Falta de coordenação na política ambiental

Declarações de integrantes do governo Bolsonaro nas últimas 24 horas reforçaram a tese de que não há uma coordenação programática para frear o desmatamento ilegal. Em um evento do think tank Personalidade em Foco, na última quinta-feira, o ministro da Defesa, Fernando Azevedo e Silva, defendeu a extinção do conceito da Amazônia Legal, conforme informou o jornal Estado de S. Paulo.
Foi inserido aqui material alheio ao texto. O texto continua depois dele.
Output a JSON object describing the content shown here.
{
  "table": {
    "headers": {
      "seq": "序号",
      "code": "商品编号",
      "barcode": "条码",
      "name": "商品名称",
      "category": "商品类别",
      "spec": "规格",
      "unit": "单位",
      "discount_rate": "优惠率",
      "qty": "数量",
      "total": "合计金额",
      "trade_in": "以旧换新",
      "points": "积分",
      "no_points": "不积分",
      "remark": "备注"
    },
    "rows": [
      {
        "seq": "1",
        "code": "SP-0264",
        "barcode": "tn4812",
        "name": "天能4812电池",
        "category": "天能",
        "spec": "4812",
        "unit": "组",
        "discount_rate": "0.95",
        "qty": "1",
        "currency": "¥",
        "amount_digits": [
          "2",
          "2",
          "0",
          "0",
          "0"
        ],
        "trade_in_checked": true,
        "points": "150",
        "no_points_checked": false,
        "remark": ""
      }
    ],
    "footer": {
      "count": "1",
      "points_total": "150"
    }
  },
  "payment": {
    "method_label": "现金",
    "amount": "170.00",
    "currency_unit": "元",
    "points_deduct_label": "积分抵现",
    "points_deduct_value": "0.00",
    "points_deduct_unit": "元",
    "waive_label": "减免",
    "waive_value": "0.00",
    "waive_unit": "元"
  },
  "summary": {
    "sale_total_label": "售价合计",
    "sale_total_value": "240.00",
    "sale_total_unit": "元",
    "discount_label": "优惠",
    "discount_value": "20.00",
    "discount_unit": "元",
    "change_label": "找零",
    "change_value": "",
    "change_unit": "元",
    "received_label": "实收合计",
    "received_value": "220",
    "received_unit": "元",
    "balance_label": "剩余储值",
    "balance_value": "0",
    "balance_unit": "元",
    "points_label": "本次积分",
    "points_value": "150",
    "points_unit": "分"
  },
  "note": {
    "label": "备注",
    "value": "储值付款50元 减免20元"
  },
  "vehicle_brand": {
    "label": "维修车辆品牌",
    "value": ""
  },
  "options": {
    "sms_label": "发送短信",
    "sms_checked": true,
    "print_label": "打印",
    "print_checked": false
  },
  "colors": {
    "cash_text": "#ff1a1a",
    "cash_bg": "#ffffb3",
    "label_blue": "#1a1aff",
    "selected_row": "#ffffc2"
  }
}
Na avaliação de Azevedo, trata-se de uma concepção “ultrapassada” por abranger áreas ocupadas.

A tese foi rechaçada durante a discussão do Código Florestal, aprovado pelo Congresso Nacional em 2012. O ministro da Defesa sustenta que é possível voar “horas” sobre a floresta sem encontrar sinais de degradação, embora o desmatamento em áreas protegidas e públicas não destinadas tenha crescido substancialmente.

A Amazônia Legal abrange mais de 5 milhões de km² de terras espalhadas pelas regiões Norte, Nordeste e Centro-Oeste. O conceito foi criado nos anos 50 com o objetivo de desenvolver economicamente a região e, por isso, contempla áreas ocupadas e matas de transição. Ambientalistas, no entanto, sempre se mostraram refratários à revisão de seus critérios.

Outra fala que chamou atenção de especialistas e defensores da área ambiental foi a do ministro das Comunicações, Fábio Faria, que manifestou desconhecimento em relação à região. Em entrevista ao canal CNN Brasil na última quinta-feira, Faria sugeriu que a floresta é composta “87% por mata atlântica e 13% de queimadas”, embora o bioma amazônico seja bastante distinto da mata atlântica.

— Se você chegar em Manaus e pousar, ou se quiser pedir um avião para ver mata atlântica, (você) fica três horas sem parar vendo mata atlântica atrás de mata atlântica. Mas se quiser fazer o que muitos jornalistas do exterior e artistas fazem, (dizer) “quero ver queimadas”, também tem regiões que mostram (o fogo). Temos 87% de mata atlântica e 13% de queimadas — disse o ministro das Comunicações.

Fábio Faria repercutiu, ainda, uma fala da ministra da Agricultura, Tereza Cristina, que garantiu aos investidores estrangeiros a independência do agronegócio brasileiro em relação às terras da Amazônia. No entanto, muitas áreas desmatadas são queimadas e degradadas para a formação de pastos.

No início de junho, um relatório do Greenpeace concluiu que os frigoríficos JBS, Marfrig e Minerva compraram desde 2018 milhares de cabeças de gado ligados ao desmatamento da Floresta Amazônica desde 2018. O documento apontou, ainda, um processo chamado de “lavagem de gado”, que envolve o transporte de bois criados em áreas desmatadas para fazendas com o objetivo de ocultar suas origens.